What it is:
A taxable spinoff occurs when a company divests a portion of its business in a manner that does not qualify as a tax-free transaction under Section 355 of the Internal Revenue Code.
How it works (Example):
For example, let's assume that Company XYZ has three divisions: the automotive division, the food division, and the furniture division. Company XYZ no longer wants to be in the food business, so it decides to spin off that division into its own company and then sell it.
Assume that Company XYZ originally purchased the food division ("FoodCo") from Company ABC for $30 million. It invested an additional $10 million in FoodCo since the original purchase. Company XYZ figures that FoodCo can be sold today for $100 million -- a $60 million capital gain.
Why it Matters:
There are ways to reduce the tax implications of a spin off.

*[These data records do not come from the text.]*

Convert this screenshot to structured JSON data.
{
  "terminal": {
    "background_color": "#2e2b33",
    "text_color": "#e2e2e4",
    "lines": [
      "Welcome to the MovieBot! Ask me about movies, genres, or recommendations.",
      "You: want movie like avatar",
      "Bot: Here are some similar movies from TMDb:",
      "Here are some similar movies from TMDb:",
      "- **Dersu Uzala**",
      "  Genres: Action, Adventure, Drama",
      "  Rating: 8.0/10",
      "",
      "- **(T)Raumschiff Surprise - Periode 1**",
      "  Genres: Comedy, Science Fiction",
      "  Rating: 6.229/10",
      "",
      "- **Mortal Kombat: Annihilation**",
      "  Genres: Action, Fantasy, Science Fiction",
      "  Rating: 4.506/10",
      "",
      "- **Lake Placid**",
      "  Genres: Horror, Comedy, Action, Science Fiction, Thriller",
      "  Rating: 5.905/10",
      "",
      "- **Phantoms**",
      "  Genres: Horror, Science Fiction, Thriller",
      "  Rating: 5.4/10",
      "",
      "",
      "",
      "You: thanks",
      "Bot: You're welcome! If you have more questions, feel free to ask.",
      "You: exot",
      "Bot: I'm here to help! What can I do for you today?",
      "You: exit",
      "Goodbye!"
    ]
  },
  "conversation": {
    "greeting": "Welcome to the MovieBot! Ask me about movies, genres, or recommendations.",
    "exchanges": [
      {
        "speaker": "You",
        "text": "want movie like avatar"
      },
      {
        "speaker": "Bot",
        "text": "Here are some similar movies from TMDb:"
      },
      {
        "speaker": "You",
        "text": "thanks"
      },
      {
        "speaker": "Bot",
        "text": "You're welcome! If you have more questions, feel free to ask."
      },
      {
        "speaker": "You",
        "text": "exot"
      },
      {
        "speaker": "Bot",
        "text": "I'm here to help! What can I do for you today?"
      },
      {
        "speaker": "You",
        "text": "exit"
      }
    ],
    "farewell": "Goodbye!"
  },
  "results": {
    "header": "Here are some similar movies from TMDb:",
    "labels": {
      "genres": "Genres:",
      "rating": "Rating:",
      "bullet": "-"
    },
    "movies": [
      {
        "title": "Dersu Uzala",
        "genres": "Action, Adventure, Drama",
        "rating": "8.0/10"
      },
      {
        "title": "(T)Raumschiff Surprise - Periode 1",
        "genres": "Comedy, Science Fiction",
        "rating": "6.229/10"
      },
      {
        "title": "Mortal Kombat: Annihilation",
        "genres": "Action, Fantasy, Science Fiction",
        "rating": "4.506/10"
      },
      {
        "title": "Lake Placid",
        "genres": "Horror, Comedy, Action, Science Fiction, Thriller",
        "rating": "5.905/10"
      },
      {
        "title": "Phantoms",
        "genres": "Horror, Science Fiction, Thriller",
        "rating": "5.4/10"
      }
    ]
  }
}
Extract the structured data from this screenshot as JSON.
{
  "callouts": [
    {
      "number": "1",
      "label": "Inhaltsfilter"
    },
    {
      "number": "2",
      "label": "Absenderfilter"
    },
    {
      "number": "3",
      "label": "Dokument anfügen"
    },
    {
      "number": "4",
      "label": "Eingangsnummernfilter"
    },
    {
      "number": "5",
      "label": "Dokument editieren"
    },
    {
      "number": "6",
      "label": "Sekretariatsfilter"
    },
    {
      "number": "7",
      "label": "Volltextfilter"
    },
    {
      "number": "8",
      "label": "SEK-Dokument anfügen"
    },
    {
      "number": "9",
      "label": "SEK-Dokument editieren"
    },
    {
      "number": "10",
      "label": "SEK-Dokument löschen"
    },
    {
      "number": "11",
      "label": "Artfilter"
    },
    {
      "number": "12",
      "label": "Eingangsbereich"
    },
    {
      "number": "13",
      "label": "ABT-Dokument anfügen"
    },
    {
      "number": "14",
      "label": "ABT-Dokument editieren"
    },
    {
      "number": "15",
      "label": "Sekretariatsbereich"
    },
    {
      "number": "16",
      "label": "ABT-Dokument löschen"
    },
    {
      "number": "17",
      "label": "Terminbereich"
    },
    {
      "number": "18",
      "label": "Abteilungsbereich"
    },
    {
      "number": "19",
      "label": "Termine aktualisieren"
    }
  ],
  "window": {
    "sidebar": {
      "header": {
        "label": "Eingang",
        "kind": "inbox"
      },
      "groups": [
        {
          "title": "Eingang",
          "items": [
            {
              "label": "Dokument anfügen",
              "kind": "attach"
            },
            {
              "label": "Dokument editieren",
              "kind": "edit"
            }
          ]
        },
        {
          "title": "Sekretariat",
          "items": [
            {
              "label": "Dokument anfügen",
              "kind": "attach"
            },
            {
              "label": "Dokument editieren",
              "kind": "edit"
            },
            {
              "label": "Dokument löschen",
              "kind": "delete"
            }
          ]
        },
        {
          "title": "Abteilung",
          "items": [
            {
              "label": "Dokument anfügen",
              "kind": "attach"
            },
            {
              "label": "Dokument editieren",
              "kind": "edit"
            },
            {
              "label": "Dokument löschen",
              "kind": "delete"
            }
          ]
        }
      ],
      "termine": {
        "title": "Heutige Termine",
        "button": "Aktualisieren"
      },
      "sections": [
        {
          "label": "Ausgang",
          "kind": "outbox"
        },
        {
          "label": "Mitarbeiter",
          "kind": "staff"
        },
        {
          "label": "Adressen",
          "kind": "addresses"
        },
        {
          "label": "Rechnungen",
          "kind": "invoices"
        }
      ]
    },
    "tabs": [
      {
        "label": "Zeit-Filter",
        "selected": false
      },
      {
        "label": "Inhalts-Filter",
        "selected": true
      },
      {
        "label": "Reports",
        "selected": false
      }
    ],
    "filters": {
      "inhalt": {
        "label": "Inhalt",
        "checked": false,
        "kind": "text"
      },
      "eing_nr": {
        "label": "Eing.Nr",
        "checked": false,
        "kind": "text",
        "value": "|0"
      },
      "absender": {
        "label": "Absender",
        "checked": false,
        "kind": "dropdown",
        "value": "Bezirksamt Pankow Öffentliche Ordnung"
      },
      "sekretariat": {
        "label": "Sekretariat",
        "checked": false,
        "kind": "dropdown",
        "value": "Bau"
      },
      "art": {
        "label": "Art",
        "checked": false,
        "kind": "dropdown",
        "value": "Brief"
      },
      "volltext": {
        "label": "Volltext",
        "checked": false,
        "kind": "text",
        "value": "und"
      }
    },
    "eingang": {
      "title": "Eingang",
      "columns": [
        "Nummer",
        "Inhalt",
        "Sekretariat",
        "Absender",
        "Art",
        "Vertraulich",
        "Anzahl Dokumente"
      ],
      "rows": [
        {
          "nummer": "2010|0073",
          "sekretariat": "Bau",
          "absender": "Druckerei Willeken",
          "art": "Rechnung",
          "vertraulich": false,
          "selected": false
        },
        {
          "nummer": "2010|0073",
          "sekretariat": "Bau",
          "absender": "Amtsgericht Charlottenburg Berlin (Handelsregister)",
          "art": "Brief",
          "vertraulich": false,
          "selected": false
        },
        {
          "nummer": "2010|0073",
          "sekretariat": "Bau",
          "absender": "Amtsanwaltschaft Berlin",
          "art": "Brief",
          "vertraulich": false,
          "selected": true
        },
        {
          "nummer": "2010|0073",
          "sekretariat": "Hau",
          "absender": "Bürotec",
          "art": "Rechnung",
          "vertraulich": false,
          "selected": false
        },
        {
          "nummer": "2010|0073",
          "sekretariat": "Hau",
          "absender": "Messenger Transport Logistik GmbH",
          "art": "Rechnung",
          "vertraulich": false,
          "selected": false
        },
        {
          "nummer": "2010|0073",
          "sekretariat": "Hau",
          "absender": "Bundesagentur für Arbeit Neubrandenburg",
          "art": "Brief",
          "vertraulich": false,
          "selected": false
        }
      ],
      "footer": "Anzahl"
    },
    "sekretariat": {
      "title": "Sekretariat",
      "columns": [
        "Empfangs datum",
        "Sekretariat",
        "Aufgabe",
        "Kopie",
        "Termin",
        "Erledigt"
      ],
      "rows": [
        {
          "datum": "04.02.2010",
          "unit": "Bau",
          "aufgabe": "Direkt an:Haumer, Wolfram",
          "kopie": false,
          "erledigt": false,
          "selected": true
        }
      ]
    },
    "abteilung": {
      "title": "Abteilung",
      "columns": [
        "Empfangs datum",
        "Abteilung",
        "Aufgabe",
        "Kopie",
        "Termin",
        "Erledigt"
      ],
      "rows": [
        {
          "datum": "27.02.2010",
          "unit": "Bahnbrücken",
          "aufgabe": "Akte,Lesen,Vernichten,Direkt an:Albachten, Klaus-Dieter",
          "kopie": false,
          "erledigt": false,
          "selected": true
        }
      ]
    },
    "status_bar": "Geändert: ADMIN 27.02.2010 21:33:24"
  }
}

For example, Company XYZ could just give 80% or more of its shares in FoodCo to its existing shareholders, with each Company XYZ shareholder getting shares of FoodCo in proportion to his or her ownership in Company XYZ. In other words, a shareholder who owns 5% of Company XYZ shares would get 5% of the FoodCo shares.
In either case, FoodCo becomes its own company with its own management and owners.
When deciding how to spin off a company, the managers of the parent company have a responsibility (and legal duty) to act in the best interests of the shareholders. It is usually in the best interest of the shareholders to preserve cash as much as possible, and that means minimizing tax bills for the company and its shareholders (who would not have to pay capital gains taxes in a tax-free spinoff). However, priority #1 is protecting the parent company as a going concern, which may put access to cash ahead of tax planning.
It is important to note that spinoffs are very complicated, and the IRS imposes several requirements on both the parent and spinoff company during and after the transaction. When companies transfer debt during a spin-off, the process becomes even more complicated.